Payment failure: The checkout.complete() call will throw a UCPPaymentError with a code property. Codes include INSUFFICIENT_FUNDS, TOKEN_EXPIRED, MERCHANT_DECLINED, and NETWORK_ERROR. Each requires a different recovery path. TOKEN_EXPIRED means you need a new consumer authorization; the others may be retriable or require user intervention.
try {
const order = await client.checkout.complete(checkoutSession, { paymentToken });
} catch (err) {
if (err instanceof UCPPaymentError) {
switch (err.code) {
case 'TOKEN_EXPIRED':
return requestNewConsumerAuth(userId);
case 'MERCHANT_DECLINED':
return notifyUser('The merchant declined this order. Please contact support.');
case 'NETWORK_ERROR':
return retryWithBackoff(() => client.checkout.complete(checkoutSession, { paymentToken }));
}
}
throw err;
}Testing Your Integration
The UCP conformance test suite at @ucp/conformance gives you a mock merchant server and a set of scenario tests covering the full purchase flow, including error conditions. Run it against your integration before going to production:
npx @ucp/conformance test --agent-url http://localhost:3000/ucp-agentThe test suite covers: discovery, catalog pagination, cart creation, item add/remove, price change simulation, checkout initiation, payment token exchange, and order confirmation. A passing conformance suite means your agent handles the protocol correctly. It does not mean your UX is good, so test that separately.
Best Practices
Always confirm before purchasing. Show the user a summary with merchant, items, total, and shipping before calling checkout.complete(). Even automated reorder agents should log what they purchased and surface it to the user immediately.

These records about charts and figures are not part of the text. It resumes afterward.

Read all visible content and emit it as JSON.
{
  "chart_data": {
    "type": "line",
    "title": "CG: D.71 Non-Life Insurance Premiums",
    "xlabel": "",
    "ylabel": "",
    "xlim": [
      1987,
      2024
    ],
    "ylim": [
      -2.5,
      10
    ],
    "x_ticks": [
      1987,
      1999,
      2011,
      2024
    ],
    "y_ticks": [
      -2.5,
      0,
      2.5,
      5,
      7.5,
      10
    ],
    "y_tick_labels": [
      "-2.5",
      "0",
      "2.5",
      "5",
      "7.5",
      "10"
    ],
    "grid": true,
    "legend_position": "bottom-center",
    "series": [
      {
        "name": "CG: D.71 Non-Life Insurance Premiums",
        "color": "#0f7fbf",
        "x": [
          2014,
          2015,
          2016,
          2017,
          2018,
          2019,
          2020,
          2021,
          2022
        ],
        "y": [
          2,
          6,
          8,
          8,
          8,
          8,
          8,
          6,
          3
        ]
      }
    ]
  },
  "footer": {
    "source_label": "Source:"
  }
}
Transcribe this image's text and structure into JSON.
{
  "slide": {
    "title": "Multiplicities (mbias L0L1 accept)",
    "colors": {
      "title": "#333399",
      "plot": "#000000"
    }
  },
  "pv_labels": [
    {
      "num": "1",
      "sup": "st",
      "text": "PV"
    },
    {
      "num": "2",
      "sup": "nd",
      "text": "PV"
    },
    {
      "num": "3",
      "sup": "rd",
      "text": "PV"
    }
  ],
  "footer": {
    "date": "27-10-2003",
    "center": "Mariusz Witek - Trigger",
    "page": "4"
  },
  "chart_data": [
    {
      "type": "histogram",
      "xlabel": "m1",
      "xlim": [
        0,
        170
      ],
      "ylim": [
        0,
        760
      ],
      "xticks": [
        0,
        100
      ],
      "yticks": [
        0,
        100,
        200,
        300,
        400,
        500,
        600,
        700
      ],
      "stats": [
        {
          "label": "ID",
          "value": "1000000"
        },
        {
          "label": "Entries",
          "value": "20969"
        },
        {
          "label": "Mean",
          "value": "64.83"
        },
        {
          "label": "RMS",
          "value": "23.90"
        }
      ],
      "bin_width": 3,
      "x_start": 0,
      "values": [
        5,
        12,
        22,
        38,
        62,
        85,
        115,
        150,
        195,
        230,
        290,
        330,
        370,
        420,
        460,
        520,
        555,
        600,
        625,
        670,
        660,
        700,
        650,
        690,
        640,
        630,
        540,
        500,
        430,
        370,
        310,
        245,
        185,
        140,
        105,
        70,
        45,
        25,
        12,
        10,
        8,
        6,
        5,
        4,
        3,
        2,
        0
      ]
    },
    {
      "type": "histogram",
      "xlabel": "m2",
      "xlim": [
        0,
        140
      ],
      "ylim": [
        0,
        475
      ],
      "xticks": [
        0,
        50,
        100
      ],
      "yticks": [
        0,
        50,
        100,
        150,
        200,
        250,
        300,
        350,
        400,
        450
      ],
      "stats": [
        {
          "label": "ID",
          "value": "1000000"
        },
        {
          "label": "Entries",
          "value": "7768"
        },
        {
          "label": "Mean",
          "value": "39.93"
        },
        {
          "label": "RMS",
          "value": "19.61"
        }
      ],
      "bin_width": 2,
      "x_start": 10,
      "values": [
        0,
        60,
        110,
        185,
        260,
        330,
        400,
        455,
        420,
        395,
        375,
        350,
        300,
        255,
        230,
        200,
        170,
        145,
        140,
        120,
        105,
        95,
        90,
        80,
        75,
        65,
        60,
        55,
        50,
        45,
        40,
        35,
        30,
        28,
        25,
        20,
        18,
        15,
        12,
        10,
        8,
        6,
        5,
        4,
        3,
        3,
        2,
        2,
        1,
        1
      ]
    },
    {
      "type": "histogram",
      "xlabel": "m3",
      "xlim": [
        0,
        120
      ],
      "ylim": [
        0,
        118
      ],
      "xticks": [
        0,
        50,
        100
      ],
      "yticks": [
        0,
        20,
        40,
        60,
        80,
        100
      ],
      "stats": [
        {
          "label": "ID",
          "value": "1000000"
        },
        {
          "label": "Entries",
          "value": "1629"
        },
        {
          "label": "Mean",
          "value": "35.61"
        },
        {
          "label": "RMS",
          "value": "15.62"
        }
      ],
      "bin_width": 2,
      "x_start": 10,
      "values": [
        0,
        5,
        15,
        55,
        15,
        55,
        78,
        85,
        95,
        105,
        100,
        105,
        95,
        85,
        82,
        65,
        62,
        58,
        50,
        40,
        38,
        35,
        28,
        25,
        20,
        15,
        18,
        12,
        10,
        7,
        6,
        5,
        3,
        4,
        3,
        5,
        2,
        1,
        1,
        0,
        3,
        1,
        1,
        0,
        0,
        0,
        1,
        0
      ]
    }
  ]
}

Respect rate limits. Merchant manifests include rate limit headers. Your catalog search layer should cache results aggressively (5-10 minutes for most product data) and back off on 429 responses.
Handle partial cart failures gracefully. If a user wants items from three merchants and one fails, complete the other two and report the failure clearly. Do not abort the entire session.
Keep consumer auth tokens short-lived. 15-30 minute expiry windows are appropriate for interactive sessions. Background reorder agents should use single-use tokens.
The full spec reference and SDK documentation live at ucp.dev. For a browsable list of UCP-enabled merchants to test against, the UCPList merchant directory is the most current source available.